White Paper

An Indexing Approach To ChemInformatics

An Indexing Approach To ChemInformatics

Indexing is a well-understood and broadly applied approach to data integration. Google search is probably the best example. Independent of any underlying data structure, indexing services like Google “ingest” text and make the contents available for incredibly fast search, with links to the underlying source systems. Scoring systems and relevancy metrics make indexing an ever more powerful tool to get most relevant search results within seconds.

The use of modern, no SQL type technologies has been largely driven by the desire for a key characteristic, namely the implementation of horizontally scalable indexing. By virtue of this capability to spread search and retrieval across essentially an infinite number of worker nodes, it has been possible to develop systems of enormous scale – scale never before even contemplated. This is an essential capability for cloud- scale informatics tools.

Licensing models for most indexing systems are also attractive and aimed at cloud-scale computing. Many indexing systems are open source, and even in cases where they are licensed, license fees for cloud deployments across hundreds of compute nodes tend to be much cheaper and more flexible than their relational database analogs. While this is a guideline more than a rule, it is certainly true for Oracle platforms.
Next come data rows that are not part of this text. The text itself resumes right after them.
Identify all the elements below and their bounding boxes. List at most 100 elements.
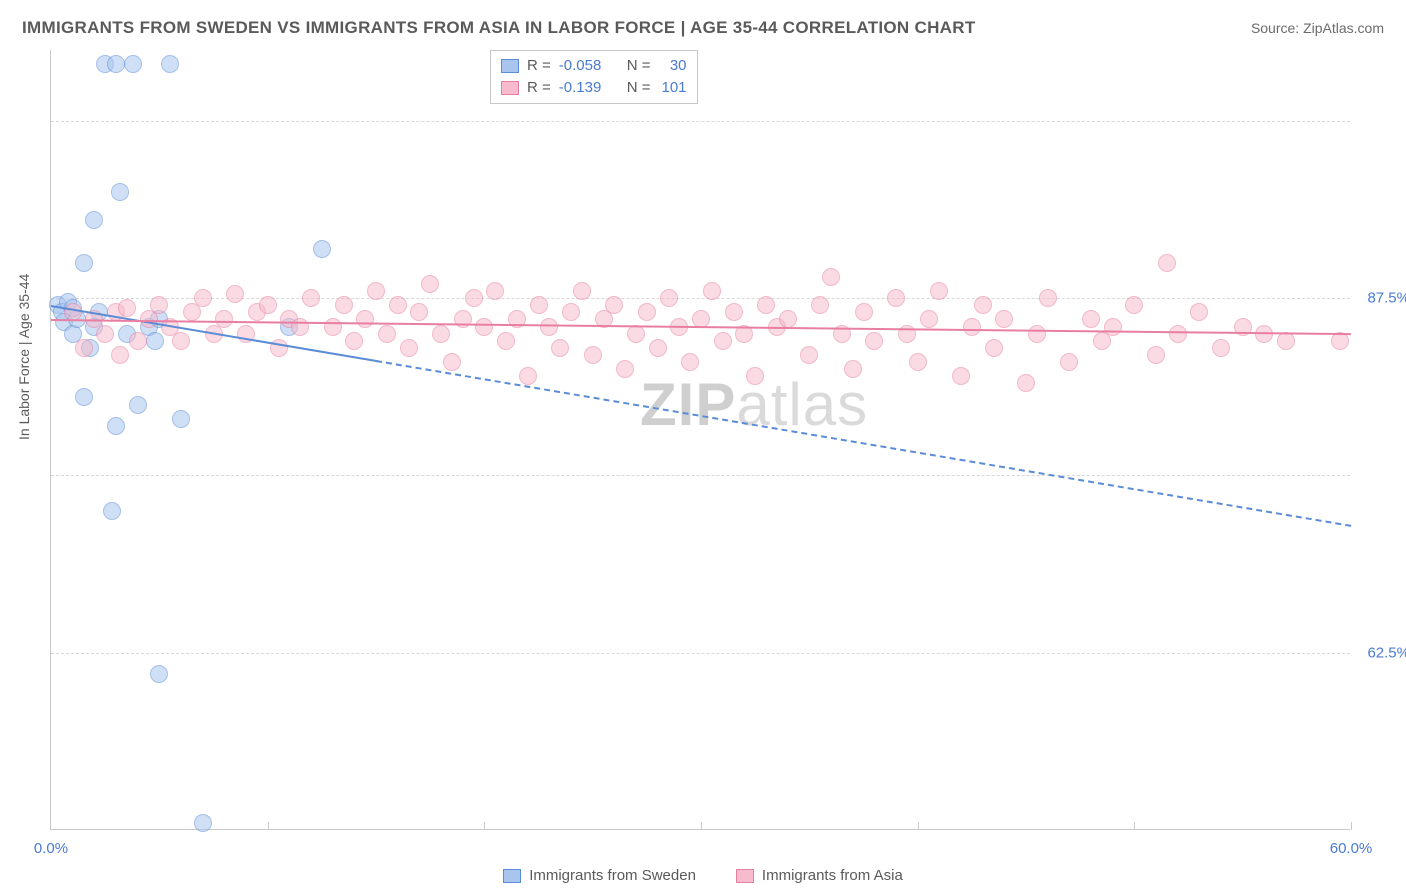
data-point-asia: [111, 346, 129, 364]
data-point-asia: [1158, 254, 1176, 272]
gridline-v: [1351, 822, 1352, 830]
legend-n-value-asia: 101: [659, 77, 687, 99]
data-point-asia: [855, 303, 873, 321]
gridline-h: [51, 298, 1350, 299]
data-point-sweden: [194, 814, 212, 832]
data-point-asia: [779, 310, 797, 328]
y-axis-title: In Labor Force | Age 35-44: [16, 274, 32, 440]
legend-swatch-sweden: [501, 59, 519, 73]
data-point-asia: [486, 282, 504, 300]
gridline-v: [268, 822, 269, 830]
data-point-asia: [920, 310, 938, 328]
data-point-asia: [75, 339, 93, 357]
data-point-asia: [800, 346, 818, 364]
data-point-asia: [1039, 289, 1057, 307]
data-point-asia: [410, 303, 428, 321]
legend-swatch-asia: [501, 81, 519, 95]
data-point-asia: [226, 285, 244, 303]
data-point-asia: [194, 289, 212, 307]
data-point-asia: [172, 332, 190, 350]
data-point-asia: [421, 275, 439, 293]
data-point-asia: [530, 296, 548, 314]
legend-series: Immigrants from Sweden Immigrants from A…: [0, 867, 1406, 884]
data-point-asia: [324, 318, 342, 336]
legend-label-asia: Immigrants from Asia: [762, 867, 903, 884]
data-point-asia: [1147, 346, 1165, 364]
gridline-v: [1134, 822, 1135, 830]
data-point-sweden: [107, 55, 125, 73]
data-point-asia: [1060, 353, 1078, 371]
data-point-asia: [584, 346, 602, 364]
data-point-asia: [345, 332, 363, 350]
data-point-asia: [465, 289, 483, 307]
data-point-asia: [746, 367, 764, 385]
data-point-asia: [497, 332, 515, 350]
legend-row-asia: R = -0.139 N = 101: [501, 77, 687, 99]
data-point-asia: [150, 296, 168, 314]
data-point-asia: [1169, 325, 1187, 343]
data-point-asia: [1104, 318, 1122, 336]
legend-correlation: R = -0.058 N = 30 R = -0.139 N = 101: [490, 50, 698, 104]
data-point-asia: [118, 299, 136, 317]
legend-row-sweden: R = -0.058 N = 30: [501, 55, 687, 77]
gridline-h: [51, 653, 1350, 654]
data-point-asia: [475, 318, 493, 336]
data-point-asia: [605, 296, 623, 314]
data-point-asia: [660, 289, 678, 307]
legend-swatch-sweden: [503, 869, 521, 883]
data-point-asia: [389, 296, 407, 314]
legend-r-label: R =: [527, 77, 551, 99]
data-point-sweden: [107, 417, 125, 435]
legend-r-value-asia: -0.139: [559, 77, 619, 99]
data-point-asia: [454, 310, 472, 328]
data-point-asia: [865, 332, 883, 350]
gridline-h: [51, 475, 1350, 476]
data-point-asia: [367, 282, 385, 300]
data-point-asia: [616, 360, 634, 378]
data-point-sweden: [172, 410, 190, 428]
data-point-asia: [432, 325, 450, 343]
data-point-asia: [356, 310, 374, 328]
data-point-asia: [1028, 325, 1046, 343]
data-point-asia: [551, 339, 569, 357]
legend-r-label: R =: [527, 55, 551, 77]
legend-n-label: N =: [627, 55, 651, 77]
data-point-sweden: [124, 55, 142, 73]
data-point-asia: [703, 282, 721, 300]
data-point-asia: [96, 325, 114, 343]
data-point-sweden: [111, 183, 129, 201]
data-point-asia: [1082, 310, 1100, 328]
data-point-asia: [681, 353, 699, 371]
data-point-asia: [811, 296, 829, 314]
data-point-sweden: [103, 502, 121, 520]
trend-line-sweden-dashed: [376, 360, 1351, 527]
data-point-asia: [443, 353, 461, 371]
data-point-asia: [540, 318, 558, 336]
gridline-h: [51, 121, 1350, 122]
data-point-asia: [259, 296, 277, 314]
data-point-asia: [638, 303, 656, 321]
data-point-asia: [995, 310, 1013, 328]
legend-n-value-sweden: 30: [659, 55, 687, 77]
data-point-asia: [1190, 303, 1208, 321]
x-tick-label: 0.0%: [34, 840, 68, 857]
data-point-asia: [335, 296, 353, 314]
gridline-v: [701, 822, 702, 830]
data-point-asia: [963, 318, 981, 336]
gridline-v: [484, 822, 485, 830]
data-point-asia: [215, 310, 233, 328]
data-point-sweden: [150, 665, 168, 683]
data-point-asia: [725, 303, 743, 321]
data-point-sweden: [75, 388, 93, 406]
data-point-asia: [930, 282, 948, 300]
data-point-sweden: [161, 55, 179, 73]
x-tick-label: 60.0%: [1330, 840, 1373, 857]
data-point-asia: [1017, 374, 1035, 392]
data-point-asia: [573, 282, 591, 300]
data-point-asia: [887, 289, 905, 307]
data-point-asia: [519, 367, 537, 385]
data-point-sweden: [129, 396, 147, 414]
chart-title: IMMIGRANTS FROM SWEDEN VS IMMIGRANTS FRO…: [22, 18, 976, 38]
data-point-asia: [1212, 339, 1230, 357]
data-point-asia: [302, 289, 320, 307]
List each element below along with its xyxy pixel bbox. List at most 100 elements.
However, indexing technologies run afoul of certain fundamental challenges. Take this search task for example: “Find all X where X is joined to Y and attributes of X are in a certain range and attributes of Y are in certain range”. While a relational database would (generally) be able to return that result quickly and precisely, indexing technologies often cannot. Even in this simple example, most indexing systems underperform or even fail, because they either can’t handle the quantitative precision of the attribute search or the ‘joining’ is cumbersome to implement and substantially mitigates the benefits of the entire approach in terms of both scalability and effort.

Another fundamental challenge has to do with extensibility of search. In mature relational database platforms, API’s exist to embed new object classes within the RDBMS engine. 3D spatial searching is the best out-of-the-box example of object extensibility in both the Oracle and Microsoft SQL*Server platforms. In our industry, the best examples are the capability to embed chemical structure and sequence searching within the Oracle RDBMS system using the Oracle cartridge API. Until now, this kind of object extensibility hasn’t been available within indexing systems to the same degree. As companies seek to transition to Cloud computing, the gap becomes more important as it is typically not cost effective or even technically possible to transition these scientific search capabilities directly into the Cloud.

Bringing Index Based Search to Scientific Computing Applications
PerkinElmer Signals™ Lead Discovery represents a new kind of solution that brings the benefits of index-based search to scientific computing applications while at the same time maintaining the benefits of hyper-scalability and ease of implementation.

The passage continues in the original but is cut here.